McLary | March 28, 2017

jipark1

It is most likely that you do not have enough taxable income to take advantage of the credit. It is not refundable. It can only reduce federal taxes otherwise payable. The $2500 could be the portion you can use, or the California credit. There is no requirement that the car must be for business use. I would find a more knowledgeable accountant.

vp09 | March 28, 2017

jipark1 I think your CPA is wrong. I'm taking two $7,500 credits, and I don't have a business.

reed_lewis | March 29, 2017

What the OP was probably saying is that they got their federal refund check in the mail.

The EV car tax credit is just that a tax credit.
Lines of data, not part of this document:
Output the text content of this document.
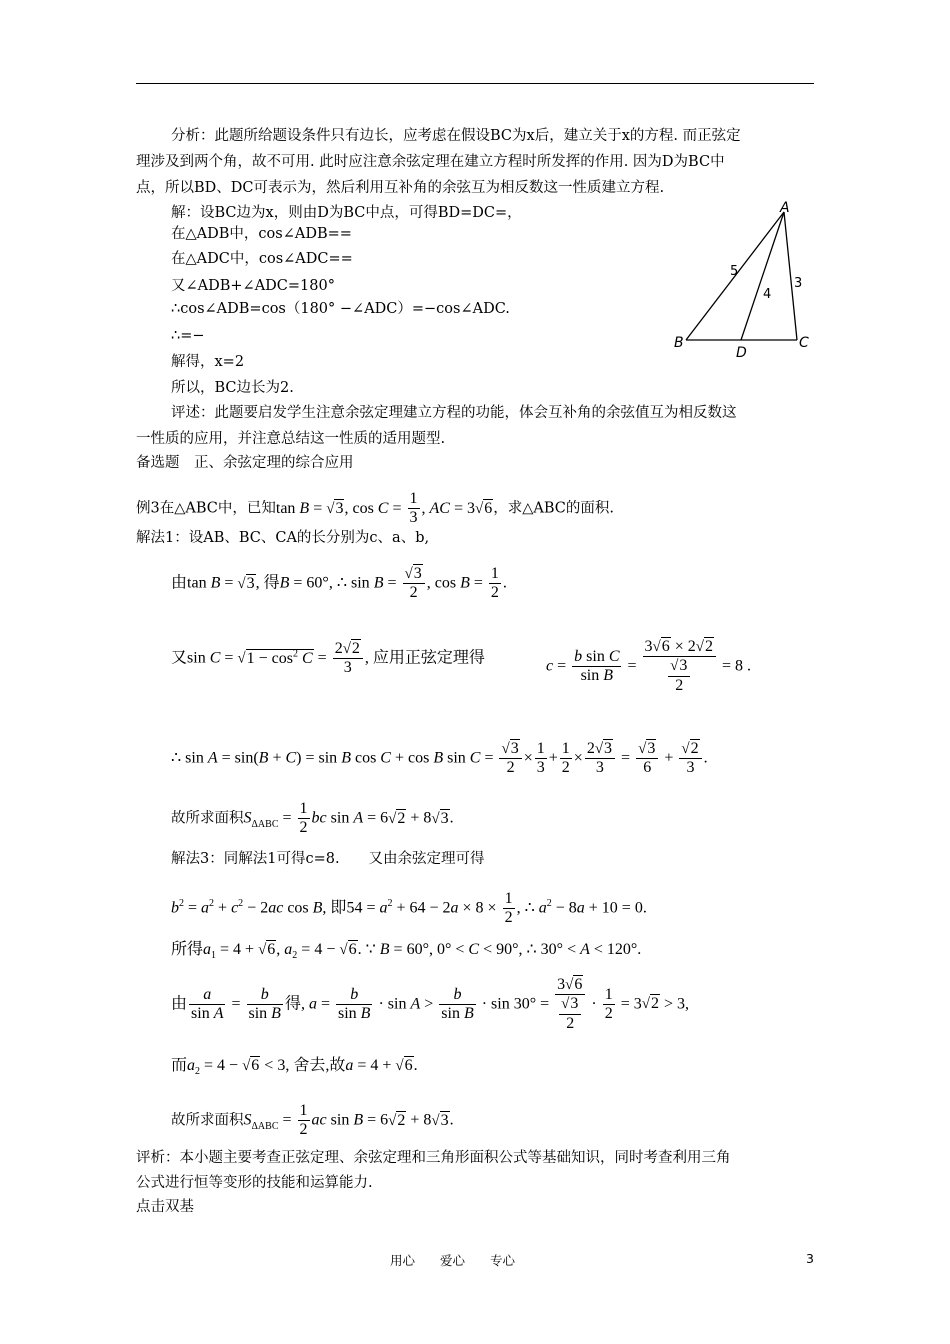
分析：此题所给题设条件只有边长，应考虑在假设BC为x后，建立关于x的方程. 而正弦定
理涉及到两个角，故不可用. 此时应注意余弦定理在建立方程时所发挥的作用. 因为D为BC中
点，所以BD、DC可表示为，然后利用互补角的余弦互为相反数这一性质建立方程.
解：设BC边为x，则由D为BC中点，可得BD=DC=，
在△ADB中，cos∠ADB==
在△ADC中，cos∠ADC==
又∠ADB+∠ADC=180°
∴cos∠ADB=cos（180° −∠ADC）=−cos∠ADC.
∴=−
解得，x=2
所以，BC边长为2.
A
B	C
D
5
4
3
评述：此题要启发学生注意余弦定理建立方程的功能，体会互补角的余弦值互为相反数这
一性质的应用，并注意总结这一性质的适用题型.
备选题　正、余弦定理的综合应用
例3在△ABC中，已知tan B = √3, $\cos C = \frac{1}{3}$ , AC = 3√6，求△ABC的面积.
解法1：设AB、BC、CA的长分别为c、a、b,
由tan B = √3, 得B = 60°, ∴ $\sin B = \frac{√3}{2}$ , $\cos B = \frac{1}{2}$ .
又$\sin C = √1 - \cos^2 C = \frac{2√2}{3}$ , 应用正弦定理得	$c = \frac{\text{b sin C}}{\text{sin B}} = \frac{3√6 \times 2√2}{\frac{√3}{2}} = 8$ .
∴ sin A = sin(B + C) = sin B cos C + cos B $\sin C = \frac{√3}{2} \times \frac{1}{3} + \frac{1}{2} \times \frac{2√3}{3} = \frac{√3}{6} + \frac{√2}{3}$ .
故所求面积$S_{\Delta ABC} = \frac{1}{2}$ bc sin A = 6√2 + 8√3.
解法3：同解法1可得c=8.　　又由余弦定理可得
$b^2 = a^2 + c^2 - 2ac$ cos B, 即$54 = a^2 + 64 - 2a \times 8 \times \frac{1}{2}$ , ∴ $a^2 - 8a + 10 = 0$.
所得$a_1 = 4 + √6$, $a_2 = 4 - √6$. ∵ B = 60°, 0° < C < 90°, ∴ 30° < A < 120°.
由 $\frac{a}{\text{sin A}} = \frac{b}{\text{sin B}}$ 得, $a = \frac{b}{\text{sin B}} \cdot \sin A > \frac{b}{\text{sin B}} \cdot \sin 30^\circ = \frac{3√6}{\frac{√3}{2}} \cdot \frac{1}{2} = 3√2 > 3$,
而$a_2 = 4 - √6 < 3$, 舍去,故a = 4 + √6.
故所求面积$S_{\Delta ABC} = \frac{1}{2}$ ac sin B = 6√2 + 8√3.
评析：本小题主要考查正弦定理、余弦定理和三角形面积公式等基础知识，同时考查利用三角
公式进行恒等变形的技能和运算能力.
点击双基
用心　　爱心　　专心	3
It lowers the amount of money you owe the government on your taxes.

If you happen to 'break even' and have exactly the right amount taken out of your paycheck, then you will receive a tax refund of $7500.

If you have too little taken out, then you will get a tax refund of less than $7500.

If you do not owe much in taxes, you will get less off your taxes.

As to business versus personal use. You can get the complete $7500 as long as you have enough tax you have to pay the government. The form is 8936. You use part 1 and 3 for personal use.

Now there are a few things that lower the credit available.

Rocky_H | March 29, 2017

@jipark1, Your accountant is wrong. Personal use is just fine, and you can get the full $7,500; that's what most people here did. The IRS forms are clear that this is OK.

As others have mentioned, it is an entirely separate issue about whether you have enough taxable income. If most of your income is from social security, that is not taxable, and you might not have $7,500 in taxes owed for the year. If you owe $5,000 in taxes for the year, then $5,000 is all you could get from the tax credit.

stevenmaifert | March 29, 2017

@jipark1 - Your CPA is making the same mistake other tax professionals are making because they simply aren't reading the Form 8936 and instructions properly. Here is the form: https://www.irs.gov/pub/irs-pdf/f8936.pdf Line 4 "If the vehicle has at least four wheels, enter the tentative credit (see instructions)" Here are the instructions for Tesla cars: https://www.irs.gov/businesses/30d-new-qualified-plug-in-electric-drive-... Part II of the form is used to calculate the Credit for Business/Investment Use Part of Vehicle. You said you don't have a business so you skip Part II and drop to Line 15. You enter the amount from Line 4, which per the instructions for Tesla cars, is $7500. Now here is the part that seems to be tricky for the CPAs. Tell your CPA to read Line 15 carefully "If the vehicle has at least four wheels, leave lines 16 and 17 blank and go to line 18. Again, disregard lines 16 and 17. Line 18 "For vehicles with four or more wheels, enter the amount from line 15" which should be $7500. The rest of the form is straight forward arithmetic which will determine if you have enough tax liability to use all the $7500 EV tax credit.